東日本大震災から1カ月が経過したが、半導体、コンデンサー、電線、コネクタなどの工場で大きな被害が出ており、FA・制御機器、電子部品などへの影響が出始めている。これらのメーカーは当面在庫品で生産を継続しているが、カスタム半導体などは7月頃まで生産再開が難しいと言われており、各方面に大きな波紋を与えそうだ。
震災のあった3月の売り上げは、メーカー、商社とも大きな影響は出ておらず、ほぼ計画通りに推移したところが多い。しかし、日が経つにつれ予想以上に被害が大きいことが判明、加えて4月7日の余震で再び生産がストップした工場も多い。
東北地方は制御機器の工場は比較的少ないものの、電子部品メーカーやその協力工場が多い。当初はFA・制御機器の流通には、物流インフラが回復すれば元に戻るという楽観的な見方もあったが、実態が明らかになるにつれ、影響が出始めている。
半導体のルネサスエレクトロニクスの生産停止は、自動車の生産に影響を与えているが、制御機器でもPLC(プログラマブル・コントローラ)やインバーターなどの生産への影響が懸念されている。
サプライチェーンで在庫を圧縮していることに加え、カスタム半導体のため、他社からの購買もできず、生産再開を待たざるをえないのが実状。
また、世界シェア25%と言われるアルミ電解コンデンサーメーカーの日本ケミコンも主力工場が被災したことで、電源やPLC、インバーターなどのFA・制御機器から家電まで大きな影響を与えている。
電源関係の生産が滞ることでFA制御機器だけでなく、今後電力不足への対応として引き合いが急増しているUPS(無停電電源装置)や発電機などの生産にも影響が及ぶ。
そのほか、電線、コネクタなども、メーカーの工場被災やインフラ復興を進めるために東北地方に優先的に流通させていることもあり、手に入りづらい状況が続いている。
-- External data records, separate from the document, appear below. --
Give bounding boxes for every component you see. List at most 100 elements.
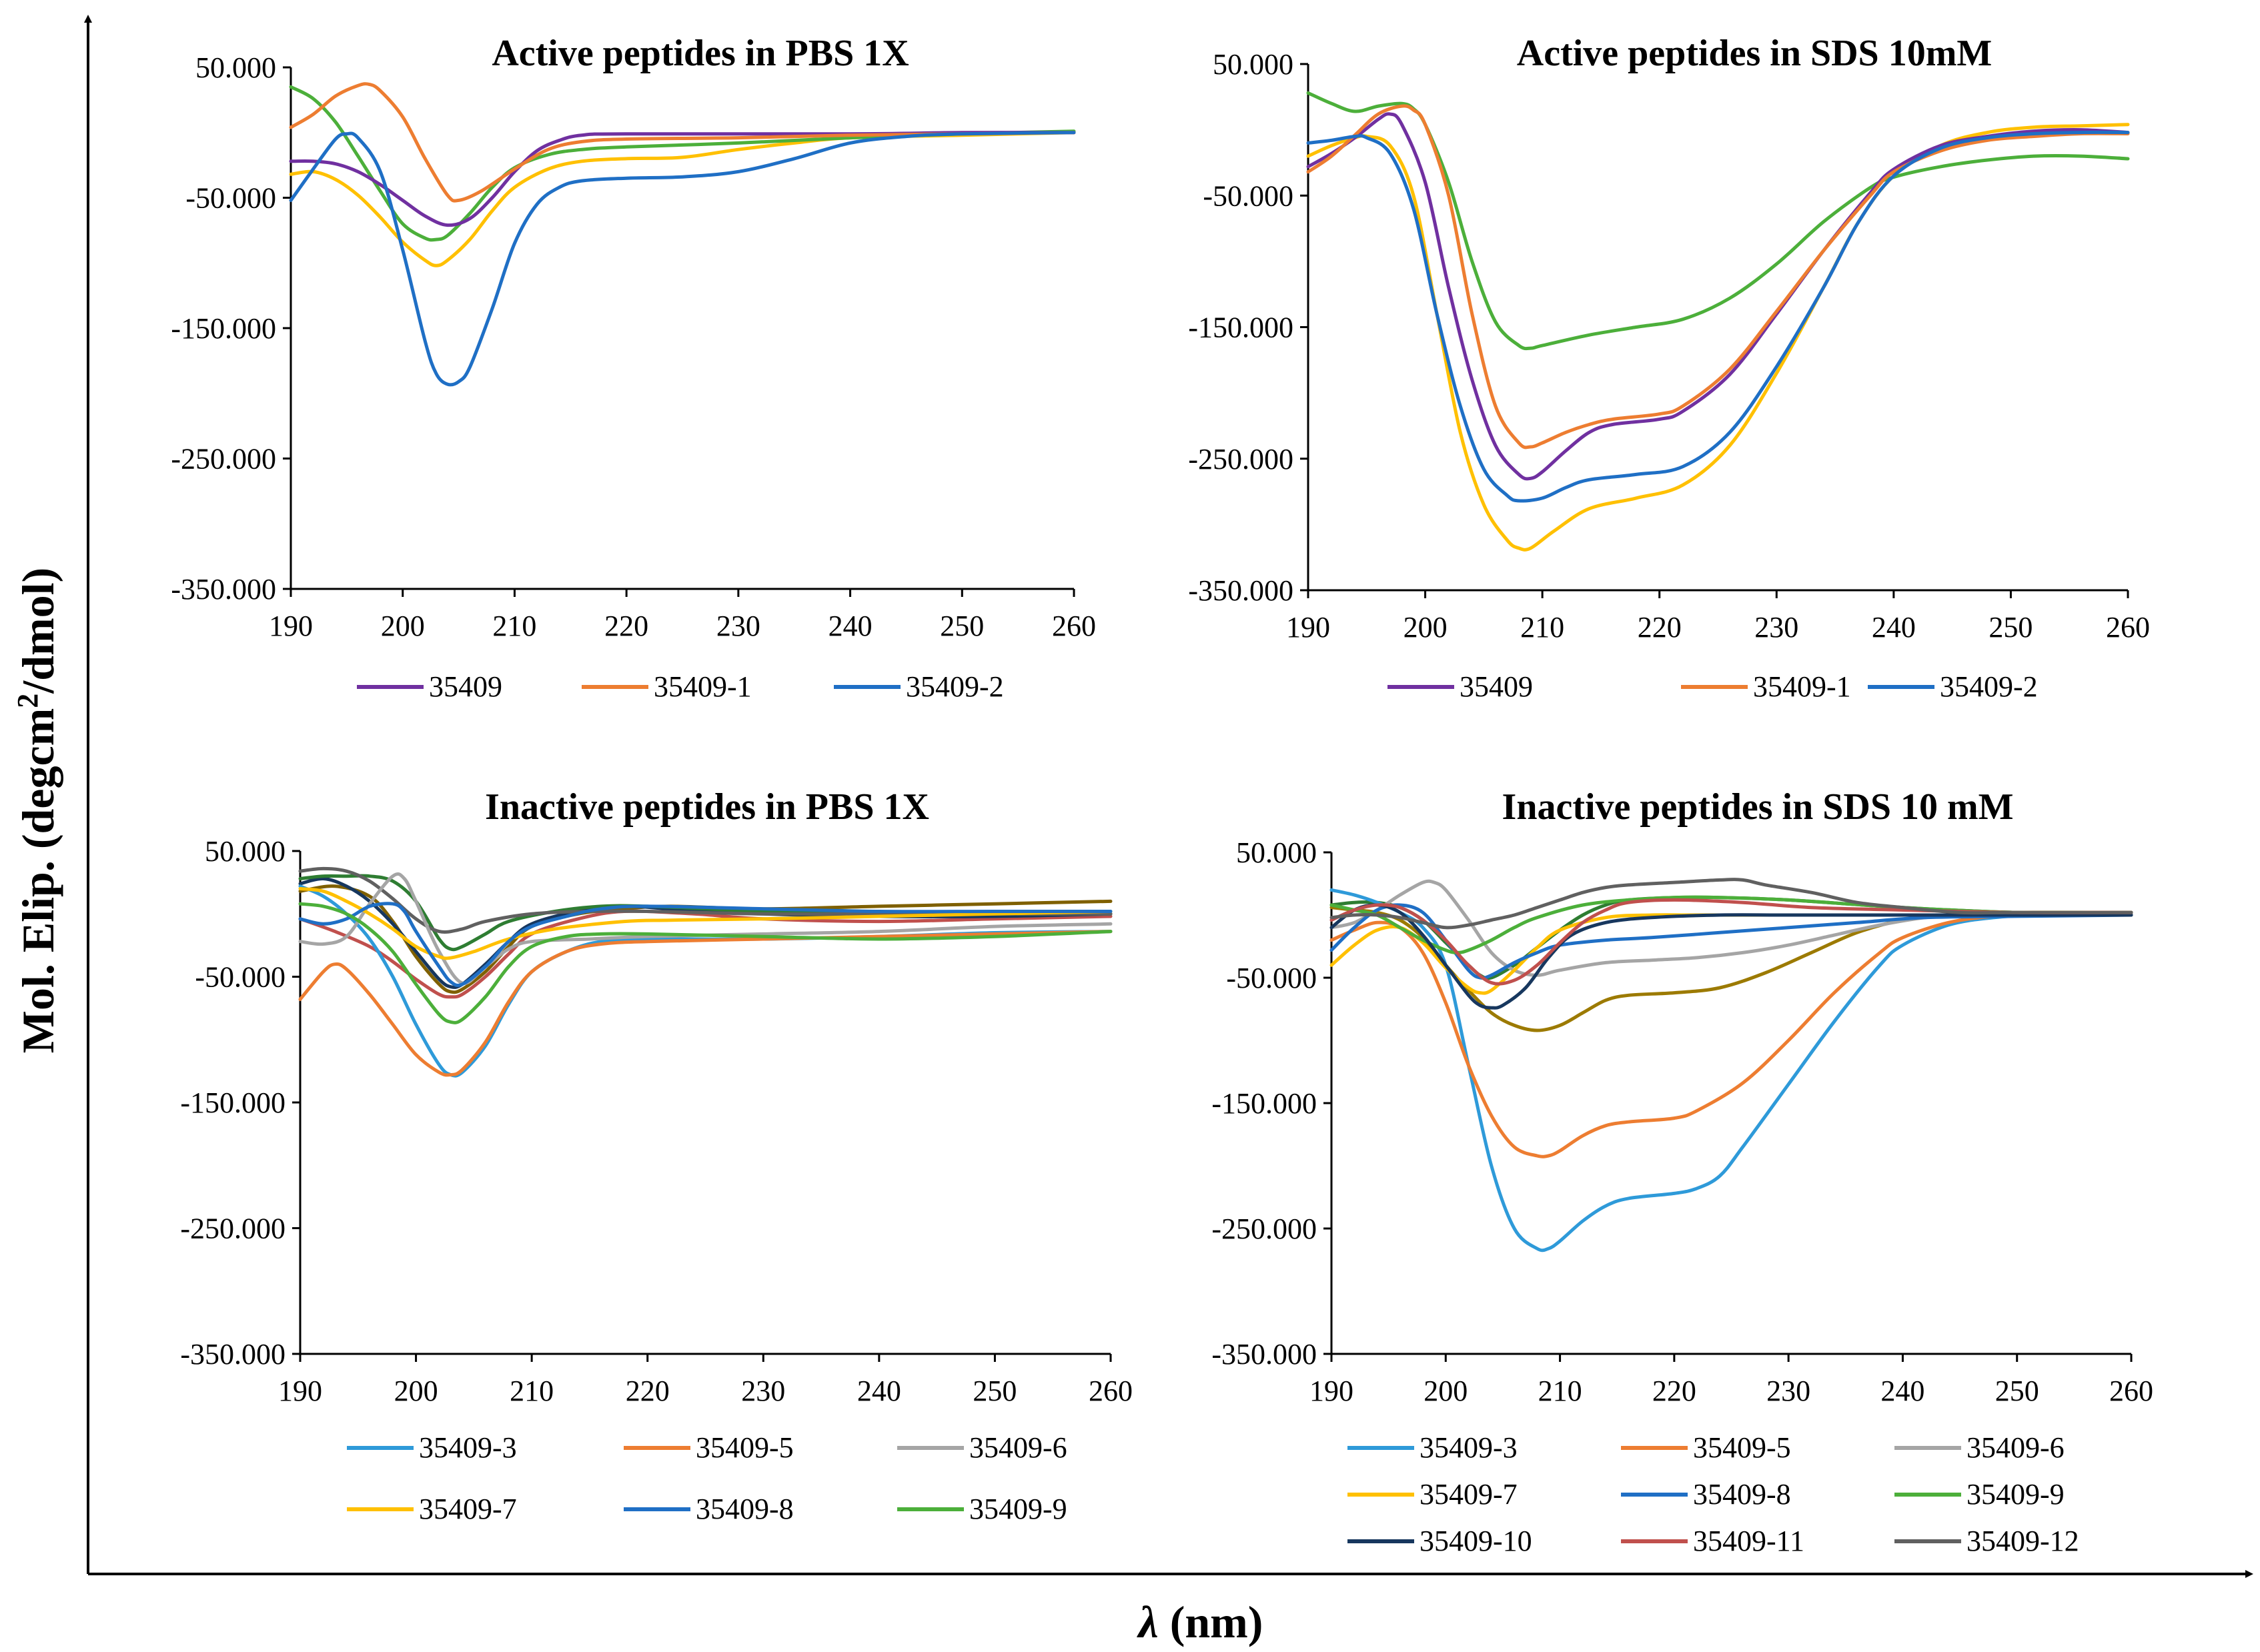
legend-label: 35409-12 (1966, 1525, 2079, 1557)
y-tick-label: 50.000 (205, 835, 286, 868)
legend-label: 35409-8 (1693, 1478, 1791, 1511)
series-line-35409-2 (289, 131, 1076, 387)
legend-label: 35409 (1460, 670, 1533, 703)
legend-label: 35409-6 (969, 1431, 1067, 1464)
y-axis-title: Mol. Elip. (degcm2/dmol) (11, 568, 64, 1053)
chart-title: Inactive peptides in SDS 10 mM (1502, 786, 2014, 828)
legend-label: 35409-9 (969, 1493, 1067, 1525)
x-tick-label: 260 (2109, 1375, 2153, 1407)
y-axis-title-main: Mol. Elip. (degcm (13, 708, 63, 1054)
series-line-35409-11 (1329, 898, 2133, 986)
x-tick-label: 210 (1538, 1375, 1582, 1407)
series-line-35409 (1306, 112, 2130, 481)
x-tick-label: 230 (741, 1375, 785, 1407)
legend-label: 35409-7 (1420, 1478, 1518, 1511)
legend-label: 35409-1 (654, 670, 752, 703)
legend-label: 35409-2 (906, 670, 1004, 703)
chart-title: Inactive peptides in PBS 1X (485, 786, 929, 828)
x-tick-label: 200 (1424, 1375, 1468, 1407)
x-tick-label: 200 (1403, 611, 1448, 644)
x-tick-label: 190 (269, 610, 313, 642)
legend-label: 35409-7 (419, 1493, 517, 1525)
x-tick-label: 220 (1652, 1375, 1696, 1407)
x-tick-label: 210 (492, 610, 536, 642)
y-tick-label: -50.000 (185, 182, 276, 215)
y-tick-label: -350.000 (180, 1338, 286, 1371)
x-tick-label: 260 (1052, 610, 1096, 642)
series-line-unlabeled-4 (289, 85, 1076, 242)
x-tick-label: 230 (716, 610, 760, 642)
y-tick-label: -250.000 (1188, 443, 1293, 476)
x-tick-label: 240 (1880, 1375, 1924, 1407)
y-tick-label: -150.000 (180, 1086, 286, 1119)
x-tick-label: 190 (278, 1375, 322, 1407)
series-line-35409-1 (289, 82, 1076, 203)
y-tick-label: -50.000 (1203, 179, 1293, 212)
x-tick-label: 190 (1286, 611, 1330, 644)
y-tick-label: 50.000 (1213, 48, 1293, 81)
x-tick-label: 250 (1989, 611, 2033, 644)
series-line-35409-7 (298, 887, 1113, 960)
x-tick-label: 230 (1766, 1375, 1810, 1407)
x-tick-label: 240 (1872, 611, 1916, 644)
y-tick-label: -350.000 (1188, 574, 1293, 607)
x-tick-label: 240 (857, 1375, 901, 1407)
legend-label: 35409-5 (696, 1431, 794, 1464)
series-line-35409-9 (298, 902, 1113, 1024)
legend-label: 35409-11 (1693, 1525, 1804, 1557)
y-tick-label: 50.000 (195, 51, 276, 84)
x-tick-label: 210 (1520, 611, 1564, 644)
x-tick-label: 250 (973, 1375, 1017, 1407)
legend-label: 35409-2 (1940, 670, 2038, 703)
series-line-35409-6 (298, 872, 1113, 985)
y-tick-label: 50.000 (1236, 836, 1317, 869)
chart-title: Active peptides in PBS 1X (492, 33, 909, 74)
x-tick-label: 260 (2106, 611, 2150, 644)
series-line-35409-12 (1329, 878, 2133, 930)
y-tick-label: -50.000 (195, 961, 286, 994)
legend-label: 35409-3 (419, 1431, 517, 1464)
series-line-unlabeled-7 (298, 909, 1113, 999)
series-line-unlabeled-3 (289, 131, 1076, 267)
x-tick-label: 230 (1754, 611, 1798, 644)
series-line-35409-10 (1329, 903, 2133, 1010)
y-axis-title-tail: /dmol) (13, 568, 63, 694)
chart-panel-2: Active peptides in SDS 10mM 50.000 -50.000… (1188, 33, 2150, 703)
y-tick-label: -250.000 (171, 443, 276, 476)
series-line-unlabeled-10 (298, 866, 1113, 934)
y-tick-label: -250.000 (180, 1212, 286, 1245)
x-tick-label: 250 (940, 610, 984, 642)
y-tick-label: -250.000 (1211, 1212, 1317, 1245)
x-tick-label: 250 (1995, 1375, 2039, 1407)
x-tick-label: 240 (828, 610, 873, 642)
legend-label: 35409 (429, 670, 502, 703)
y-tick-label: -150.000 (1211, 1087, 1317, 1120)
legend-label: 35409-5 (1693, 1431, 1791, 1464)
x-tick-label: 190 (1309, 1375, 1353, 1407)
chart-title: Active peptides in SDS 10mM (1517, 33, 1992, 74)
x-axis-title-unit: (nm) (1159, 1597, 1263, 1647)
chart-panel-4: Inactive peptides in SDS 10 mM 50.000 -50.… (1211, 786, 2153, 1557)
y-tick-label: -150.000 (1188, 311, 1293, 344)
x-axis-title: λ (nm) (1137, 1597, 1263, 1647)
series-line-35409-5 (1329, 910, 2133, 1158)
series-line-35409-5 (298, 930, 1113, 1077)
x-tick-label: 220 (604, 610, 648, 642)
series-line-35409-8 (298, 902, 1113, 987)
y-tick-label: -150.000 (171, 312, 276, 345)
x-axis-title-symbol: λ (1137, 1597, 1159, 1647)
y-axis-title-sup: 2 (11, 694, 44, 708)
series-line-unlabeled-10 (1329, 895, 2133, 980)
chart-panel-3: Inactive peptides in PBS 1X 50.000 -50.000… (180, 786, 1133, 1525)
x-tick-label: 210 (510, 1375, 554, 1407)
x-tick-label: 220 (1638, 611, 1682, 644)
x-tick-label: 200 (394, 1375, 438, 1407)
legend-label: 35409-3 (1420, 1431, 1518, 1464)
x-tick-label: 260 (1089, 1375, 1133, 1407)
y-tick-label: -350.000 (171, 573, 276, 606)
y-tick-label: -50.000 (1226, 962, 1317, 994)
legend-label: 35409-8 (696, 1493, 794, 1525)
series-line-unlabeled-3 (1306, 123, 2130, 552)
series-line-35409-8 (1329, 903, 2133, 980)
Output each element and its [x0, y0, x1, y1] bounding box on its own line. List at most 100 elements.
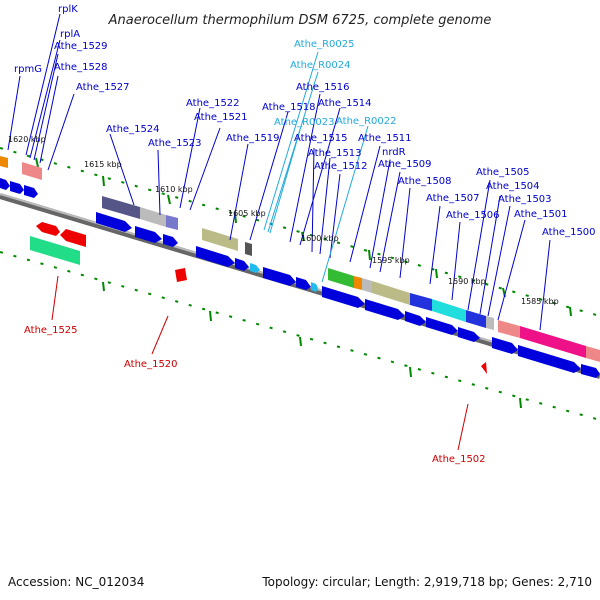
feature-block-forward [432, 299, 466, 322]
rna-label: Athe_R0025 [294, 39, 354, 50]
gene-label: rplK [58, 4, 78, 15]
gene-label: Athe_1516 [296, 82, 350, 93]
forward-arrow [492, 337, 518, 354]
reverse-arrow [60, 229, 86, 247]
genome-summary-text: Topology: circular; Length: 2,919,718 bp… [262, 575, 592, 589]
reverse-arrow [36, 222, 60, 236]
forward-arrow [235, 258, 249, 271]
map-title: Anaerocellum thermophilum DSM 6725, comp… [108, 13, 492, 28]
gene-label: Athe_1507 [426, 193, 480, 204]
rna-leader-lines [263, 51, 369, 283]
gene-label: Athe_1513 [308, 148, 362, 159]
feature-block-forward [466, 310, 486, 328]
gene-label: Athe_1501 [514, 209, 568, 220]
gene-label: Athe_1511 [358, 133, 412, 144]
reverse-leader-lines [51, 275, 469, 451]
gene-label: Athe_1528 [54, 62, 108, 73]
gene-label: rplA [60, 29, 80, 40]
feature-block-forward [486, 316, 494, 330]
reverse-feature-block [30, 236, 80, 265]
feature-block-forward [498, 320, 520, 338]
forward-arrow [10, 181, 24, 194]
feature-block-forward [166, 215, 178, 230]
gene-labels-bottom: Athe_1525 Athe_1520 Athe_1502 [24, 325, 486, 465]
forward-arrow [365, 299, 405, 320]
rna-label: Athe_R0022 [336, 116, 396, 127]
forward-arrow [458, 327, 480, 342]
gene-labels-top: rplK rplA Athe_1529 rpmG Athe_1528 Athe_… [14, 4, 596, 238]
gene-label: Athe_1514 [318, 98, 372, 109]
gene-label: Athe_1522 [186, 98, 240, 109]
accession-text: Accession: NC_012034 [8, 575, 145, 589]
gene-label: nrdR [382, 147, 406, 158]
label-leader-lines [7, 13, 551, 331]
gene-label: Athe_1500 [542, 227, 596, 238]
reverse-gene-label: Athe_1525 [24, 325, 78, 336]
rna-label: Athe_R0023 [274, 117, 334, 128]
reverse-arrow [175, 268, 187, 282]
feature-block-forward [372, 281, 410, 305]
feature-track-forward [0, 156, 600, 362]
feature-block-forward [586, 346, 600, 362]
forward-arrow [263, 267, 296, 286]
forward-arrow [311, 282, 318, 292]
forward-arrow [322, 286, 365, 308]
gene-label: Athe_1515 [294, 133, 348, 144]
scale-label: 1620 kbp [8, 135, 46, 144]
forward-arrow [518, 345, 581, 373]
gene-label: Athe_1519 [226, 133, 280, 144]
gene-label: rpmG [14, 64, 42, 75]
forward-arrow [250, 263, 260, 273]
rna-label: Athe_R0024 [290, 60, 350, 71]
forward-arrow [96, 212, 132, 232]
gene-label: Athe_1524 [106, 124, 160, 135]
scale-label: 1600 kbp [301, 234, 339, 243]
forward-arrow [24, 185, 38, 198]
gene-label: Athe_1506 [446, 210, 500, 221]
feature-block-forward [362, 278, 372, 293]
scale-label: 1595 kbp [372, 256, 410, 265]
feature-block-forward [245, 242, 252, 256]
forward-arrow [296, 277, 311, 290]
feature-block-forward [328, 268, 354, 288]
gene-label: Athe_1512 [314, 161, 368, 172]
gene-label: Athe_1509 [378, 159, 432, 170]
gene-label: Athe_1529 [54, 41, 108, 52]
forward-arrow [196, 246, 235, 267]
gene-label: Athe_1503 [498, 194, 552, 205]
feature-block-forward [102, 196, 140, 219]
gene-label: Athe_1505 [476, 167, 530, 178]
scale-label: 1615 kbp [84, 160, 122, 169]
gene-label: Athe_1504 [486, 181, 540, 192]
feature-block-forward [410, 293, 432, 311]
gene-label: Athe_1523 [148, 138, 202, 149]
gene-label: Athe_1521 [194, 112, 248, 123]
feature-track-reverse [30, 222, 487, 374]
tick-track-inner [0, 251, 600, 421]
reverse-arrow [481, 362, 487, 374]
reverse-gene-label: Athe_1520 [124, 359, 178, 370]
forward-arrow [163, 234, 178, 247]
scale-label: 1610 kbp [155, 185, 193, 194]
scale-label: 1590 kbp [448, 277, 486, 286]
feature-block-forward [202, 228, 238, 251]
reverse-gene-label: Athe_1502 [432, 454, 486, 465]
feature-block-forward [520, 326, 586, 358]
gene-label: Athe_1527 [76, 82, 130, 93]
scale-label: 1605 kbp [228, 209, 266, 218]
forward-arrow [581, 364, 600, 378]
forward-arrow [426, 317, 458, 335]
scale-label: 1585 kbp [521, 297, 559, 306]
gene-arrows-forward [0, 178, 600, 378]
gene-label: Athe_1518 [262, 102, 316, 113]
forward-arrow [0, 178, 10, 190]
feature-block-forward [354, 276, 362, 290]
feature-block-forward [140, 207, 166, 227]
feature-block-forward [0, 156, 8, 168]
forward-arrow [135, 226, 162, 243]
tick-track-outer [0, 147, 600, 317]
gene-label: Athe_1508 [398, 176, 452, 187]
feature-block-forward [22, 162, 42, 180]
forward-arrow [405, 311, 426, 326]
特に日立電線が製造しているようなUL規格品など特殊仕様のものが入手困難な状況にある。
震災の影響がない外資系メーカーでは「4月の受注は通常月の3倍のペース」と話すところもある。
こうした中で、手に入らない部品などの代替え品を探す動きも強まっている。汎用部品で代用できれば完成品として納入できると検討しているもので、社内の品質基準に基づき試験を進めているところも多い。
商社の中にもこれを機に海外部品を採用してもらえる可能性が生まれるとして、販売提案を強めている。
福島第一原子力発電所の放射線漏れ事故による風評被害の問題もある。ある商社によると、得意先から「海外に輸出する物件だが、放射線の汚染は大丈夫か」と質問され、確認を要求されている。細かい部品まで確認を要求される状況で、今後、放射線のデータを付与しないと売れないかもしれないと指摘している。
今後の見通しは4月末までにはっきりするものと見られるが、現状では第1四半期の売り上げは大きく落ち込むことが予想される。
これらの部品メーカーの生産が早く立ちあがれば、第2四半期以降に復興需要として落ち込みをカバーできる状況も見込めるが、一気に需要に見合う供給は難しい側面が多く、しばらくは限られた在庫でしのぐことになりそうだ。